Die Berufsschüler Marvin und Delgasch mit Studentin Carola (von links) im Stadion von Hannover 96 (Foto: DW/Witt)
Berufsschüler Delgasch (Mitte) kann dank des Projekts bald mit seiner Ausbildung beginnen - und Studentin Carola (rechts) sammelt viel praktische ErfahrungBild: DW/M. Witt

Studentin Carola nickt. Es ist auch ihr Verdienst, dass Delgasch so weit gekommen ist. Doch sie profitiert ebenfalls von dem Projekt. Woche für Woche kann sie die praktische Erfahrung sammeln, die im Studium oft zu kurz kommt. "Ich lerne hier, wie ich mit den Jugendlichen umgehen muss und wie ich reagieren sollte, wenn sie sich dann doch mal an die Gurgel gehen", erzählt die Studentin. "Das ist wesentlich einfacher, als theoretisch darüber gesprochen zu haben."

Gemeinsam die WM-Spiele sehen

Weil Jugendliche in Deutschland über das Fußballspielen so erfolgreich motiviert werden können, haben die Initiatoren das Projekt jetzt ausgeweitet. Sie bringen Gymnasiasten und Jugendliche aus der sogenannten Sprachlernklasse der Berufsbildenden Schule, darunter viele Flüchtlinge, zusammen. Die Schüler arbeiten gemeinsam an einer Ausstellung über den Weihnachtsfrieden 1914, als die verfeindeten Truppen an der Front zu Weihnachten die Waffen ruhen ließen und stattdessen Fußball spielten. Für die Ausstellung haben die Elftklässler die Berufsschüler über ihre Kriegserfahrungen befragt, denn viele Jugendliche sind etwa aus Syrien geflohen.

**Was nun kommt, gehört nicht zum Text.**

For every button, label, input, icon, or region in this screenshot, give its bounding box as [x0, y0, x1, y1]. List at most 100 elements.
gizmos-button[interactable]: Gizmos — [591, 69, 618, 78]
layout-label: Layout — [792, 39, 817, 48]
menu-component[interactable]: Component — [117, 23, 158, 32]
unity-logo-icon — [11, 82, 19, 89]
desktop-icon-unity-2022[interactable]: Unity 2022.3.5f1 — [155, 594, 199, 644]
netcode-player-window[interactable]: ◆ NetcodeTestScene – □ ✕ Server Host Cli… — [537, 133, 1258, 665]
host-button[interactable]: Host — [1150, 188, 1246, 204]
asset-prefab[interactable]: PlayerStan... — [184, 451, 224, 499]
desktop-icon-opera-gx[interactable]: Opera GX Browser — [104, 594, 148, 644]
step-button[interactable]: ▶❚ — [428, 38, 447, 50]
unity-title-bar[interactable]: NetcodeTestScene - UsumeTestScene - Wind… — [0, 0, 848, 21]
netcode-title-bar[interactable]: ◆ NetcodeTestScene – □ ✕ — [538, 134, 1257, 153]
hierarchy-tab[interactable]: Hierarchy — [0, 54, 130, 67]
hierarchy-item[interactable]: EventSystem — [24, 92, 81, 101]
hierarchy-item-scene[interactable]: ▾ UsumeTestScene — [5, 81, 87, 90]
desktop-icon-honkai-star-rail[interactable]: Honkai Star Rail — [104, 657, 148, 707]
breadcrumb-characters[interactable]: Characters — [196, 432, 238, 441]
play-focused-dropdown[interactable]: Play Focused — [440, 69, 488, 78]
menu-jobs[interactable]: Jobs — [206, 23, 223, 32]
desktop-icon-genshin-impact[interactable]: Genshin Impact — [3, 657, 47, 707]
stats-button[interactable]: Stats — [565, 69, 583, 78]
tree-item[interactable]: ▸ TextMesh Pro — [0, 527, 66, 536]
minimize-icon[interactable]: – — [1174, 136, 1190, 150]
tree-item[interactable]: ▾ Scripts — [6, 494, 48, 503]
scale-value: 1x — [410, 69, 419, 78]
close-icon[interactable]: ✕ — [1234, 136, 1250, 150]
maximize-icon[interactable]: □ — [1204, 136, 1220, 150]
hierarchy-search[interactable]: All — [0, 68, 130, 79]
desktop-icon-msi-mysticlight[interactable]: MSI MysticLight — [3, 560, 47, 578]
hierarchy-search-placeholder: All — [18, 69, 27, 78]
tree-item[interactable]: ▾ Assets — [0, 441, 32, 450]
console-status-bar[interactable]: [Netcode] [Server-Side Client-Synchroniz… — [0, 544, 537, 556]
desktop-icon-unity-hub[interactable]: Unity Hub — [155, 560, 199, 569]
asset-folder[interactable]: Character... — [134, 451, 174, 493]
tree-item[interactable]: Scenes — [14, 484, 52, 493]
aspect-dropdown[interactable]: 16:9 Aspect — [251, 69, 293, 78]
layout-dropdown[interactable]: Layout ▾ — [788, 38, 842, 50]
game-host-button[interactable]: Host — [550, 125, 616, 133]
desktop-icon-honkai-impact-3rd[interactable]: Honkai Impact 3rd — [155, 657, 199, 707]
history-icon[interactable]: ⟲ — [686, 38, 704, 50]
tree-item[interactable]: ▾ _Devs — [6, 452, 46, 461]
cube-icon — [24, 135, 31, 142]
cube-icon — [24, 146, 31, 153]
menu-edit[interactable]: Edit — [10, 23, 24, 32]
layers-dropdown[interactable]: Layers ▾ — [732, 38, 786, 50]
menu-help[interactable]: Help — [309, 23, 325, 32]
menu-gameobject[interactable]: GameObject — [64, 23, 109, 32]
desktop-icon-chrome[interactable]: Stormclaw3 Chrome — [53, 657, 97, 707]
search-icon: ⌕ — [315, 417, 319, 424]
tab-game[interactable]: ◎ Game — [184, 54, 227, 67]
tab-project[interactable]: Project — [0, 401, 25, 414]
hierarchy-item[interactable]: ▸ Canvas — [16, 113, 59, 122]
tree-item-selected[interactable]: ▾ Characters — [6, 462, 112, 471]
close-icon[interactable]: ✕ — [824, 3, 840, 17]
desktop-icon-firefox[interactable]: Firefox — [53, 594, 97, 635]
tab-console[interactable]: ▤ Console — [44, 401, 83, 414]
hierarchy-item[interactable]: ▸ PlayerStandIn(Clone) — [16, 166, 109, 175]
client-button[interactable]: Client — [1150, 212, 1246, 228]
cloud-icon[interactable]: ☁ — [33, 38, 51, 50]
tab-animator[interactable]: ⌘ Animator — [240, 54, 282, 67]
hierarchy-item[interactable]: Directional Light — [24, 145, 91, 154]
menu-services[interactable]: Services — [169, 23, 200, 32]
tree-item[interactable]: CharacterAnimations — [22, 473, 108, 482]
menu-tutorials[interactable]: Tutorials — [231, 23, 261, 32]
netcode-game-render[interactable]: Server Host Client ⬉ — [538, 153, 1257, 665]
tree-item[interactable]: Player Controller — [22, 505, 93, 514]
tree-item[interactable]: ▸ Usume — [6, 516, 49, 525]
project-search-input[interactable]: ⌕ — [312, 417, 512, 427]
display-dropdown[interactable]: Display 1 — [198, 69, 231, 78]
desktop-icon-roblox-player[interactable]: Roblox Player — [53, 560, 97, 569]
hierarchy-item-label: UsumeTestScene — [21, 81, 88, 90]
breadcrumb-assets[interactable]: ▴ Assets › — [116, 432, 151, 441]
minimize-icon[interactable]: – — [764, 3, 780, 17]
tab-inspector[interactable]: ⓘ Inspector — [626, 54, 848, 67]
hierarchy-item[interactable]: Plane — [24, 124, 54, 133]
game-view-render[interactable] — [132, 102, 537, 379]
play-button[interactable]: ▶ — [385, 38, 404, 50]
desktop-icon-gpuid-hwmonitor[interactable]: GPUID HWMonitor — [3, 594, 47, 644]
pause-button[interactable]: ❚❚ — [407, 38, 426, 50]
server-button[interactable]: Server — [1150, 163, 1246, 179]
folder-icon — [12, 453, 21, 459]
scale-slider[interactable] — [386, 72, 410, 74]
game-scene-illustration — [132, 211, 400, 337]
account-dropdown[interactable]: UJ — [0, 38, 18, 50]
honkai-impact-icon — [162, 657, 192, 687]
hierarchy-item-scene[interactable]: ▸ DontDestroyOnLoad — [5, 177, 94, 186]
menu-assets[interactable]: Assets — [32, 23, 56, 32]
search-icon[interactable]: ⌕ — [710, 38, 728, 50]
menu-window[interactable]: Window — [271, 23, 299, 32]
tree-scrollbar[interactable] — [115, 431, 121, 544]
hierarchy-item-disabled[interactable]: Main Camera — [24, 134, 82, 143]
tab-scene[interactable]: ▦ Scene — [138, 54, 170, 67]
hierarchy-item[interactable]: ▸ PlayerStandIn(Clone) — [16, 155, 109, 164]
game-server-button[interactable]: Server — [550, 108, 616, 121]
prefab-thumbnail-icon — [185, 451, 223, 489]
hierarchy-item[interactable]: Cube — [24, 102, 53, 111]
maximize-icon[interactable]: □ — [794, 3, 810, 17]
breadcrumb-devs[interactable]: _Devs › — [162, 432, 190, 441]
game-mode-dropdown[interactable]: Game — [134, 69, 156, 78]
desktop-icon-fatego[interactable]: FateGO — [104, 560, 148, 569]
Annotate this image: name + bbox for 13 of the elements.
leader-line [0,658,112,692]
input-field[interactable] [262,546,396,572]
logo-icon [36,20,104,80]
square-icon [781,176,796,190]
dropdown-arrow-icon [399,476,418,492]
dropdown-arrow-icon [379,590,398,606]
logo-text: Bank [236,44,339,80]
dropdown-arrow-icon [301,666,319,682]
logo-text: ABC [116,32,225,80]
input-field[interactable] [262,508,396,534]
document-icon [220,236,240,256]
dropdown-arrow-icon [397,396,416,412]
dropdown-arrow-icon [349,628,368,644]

Zwei Fans der deutschen Nationalmannschaft beim Public Viewing in Berlin während der Fußball-Europameisterschaft 2012 (Foto: dpa)
Fußball verbindet!Bild: picture-alliance/dpa

Den 17-jährigen Gymnasiasten Paul haben die Geschichten der Flüchtlinge beeindruckt. Doch nicht nur das. Er hat vor allem neue Kontakte geknüpft und Freunde gefunden, die er sonst nie kennengelernt hätte. "Wir wollen uns auf jeden Fall noch mal mit allen treffen und Fußball spielen oder in eine Bar gehen", sagt Paul. Und natürlich die Weltmeisterschaft zusammen gucken. Fußball verbindet eben.